Ala-scanning mutagenesis analysis of eIF3b binding site in the SPT domain of eIF3a. A, schematic presentation of the Ala-scanning (As) mutations and the GST fusion protein constructs. B–D, pulldown assay. Newly synthesized and [³⁵S]methionine-labeled eIF3b from a cell-free expression system (B and C) or purified His-tagged eIF3b (D) was subjected to pulldown (PD) assay using different GST-SPT mutant constructs as bait. The WT and the SPT-ΔC26 (C26) constructs were used as positive and negative controls, respectively. The pulldown and input materials were subjected to separation by SDS-PAGE and autoradiography or Western blot analysis. E, competitive analysis. Newly synthesized and [³⁵S]methionine-labeled eIF3i from a cell-free expression system was subjected to pulldown assay using GST-SPT wild type fusion protein or control GST as bait in the absence (lane 1) or presence of increasing concentration of purified His-eIF3b. The pulldown and input materials were separated by SDS-PAGE and detected by Western blot analysis of eIF3i.

FIGURE 7.

Mapping eIF3a, eIF3g, and eIF3j binding sites in eIF3b. A, schematic presentation of wild type and mutant GST-eIF3b fusion protein constructs. B and C, pulldown assays. Pulldown assays were performed using different GST-eIF3b mutant or wild type fusion proteins as bait and purified His-tagged eIF3g and eIF3j, and the SPT domain of eIF3a as targets. The pulldown and input materials were separated by SDS-PAGE and detected by Western blot analysis.

FIGURE 8.

Competitive analysis and schematic model of interactions in the eIF3(a:b:i:g) subcomplex. A, competitive pulldown assay. Pulldown of the SPT domain of eIF3a using GST-eIF3b RRM as bait was performed in the presence of excess amount of purified His-tagged eIF3j or GST control proteins. The pulldown (PD) materials were then separated by SDS-PAGE followed by Western blot analysis using anti-His-tagged antibody.

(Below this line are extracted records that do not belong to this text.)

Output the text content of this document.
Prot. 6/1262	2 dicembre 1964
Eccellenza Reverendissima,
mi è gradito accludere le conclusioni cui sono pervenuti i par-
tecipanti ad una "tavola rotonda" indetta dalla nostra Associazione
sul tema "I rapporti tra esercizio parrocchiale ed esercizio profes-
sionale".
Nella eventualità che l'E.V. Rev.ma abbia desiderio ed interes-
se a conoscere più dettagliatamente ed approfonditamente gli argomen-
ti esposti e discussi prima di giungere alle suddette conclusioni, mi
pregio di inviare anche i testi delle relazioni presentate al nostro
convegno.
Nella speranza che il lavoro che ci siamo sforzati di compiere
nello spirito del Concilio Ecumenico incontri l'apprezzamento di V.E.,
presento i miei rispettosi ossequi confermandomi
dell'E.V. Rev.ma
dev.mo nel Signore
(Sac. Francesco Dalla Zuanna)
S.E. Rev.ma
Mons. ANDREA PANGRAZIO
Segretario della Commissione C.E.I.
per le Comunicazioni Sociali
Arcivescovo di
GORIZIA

B, effect of eIF3a knockdown on co-immunoprecipitation between endogenous eIF3b and eIF3j. HeLa cells were transfected with scrambled (Scr) or eIF3a siRNAs (Si) followed by co-immunoprecipitation using eIF3b antibody or a normal IgG (nIgG) control. The input or precipitated materials were separated by SDS-PAGE followed by Western blot analysis of eIF3b and eIF3j.

FIGURE 9.

A, schematic model of interactions in the eIF3(a:b:i:g) subcomplex. CTD, carboxyl-terminal domain. B, alignment of the SPT domain of eIF3a in different species. Identical residues are highlighted with Phe⁷⁶⁰ shown in red.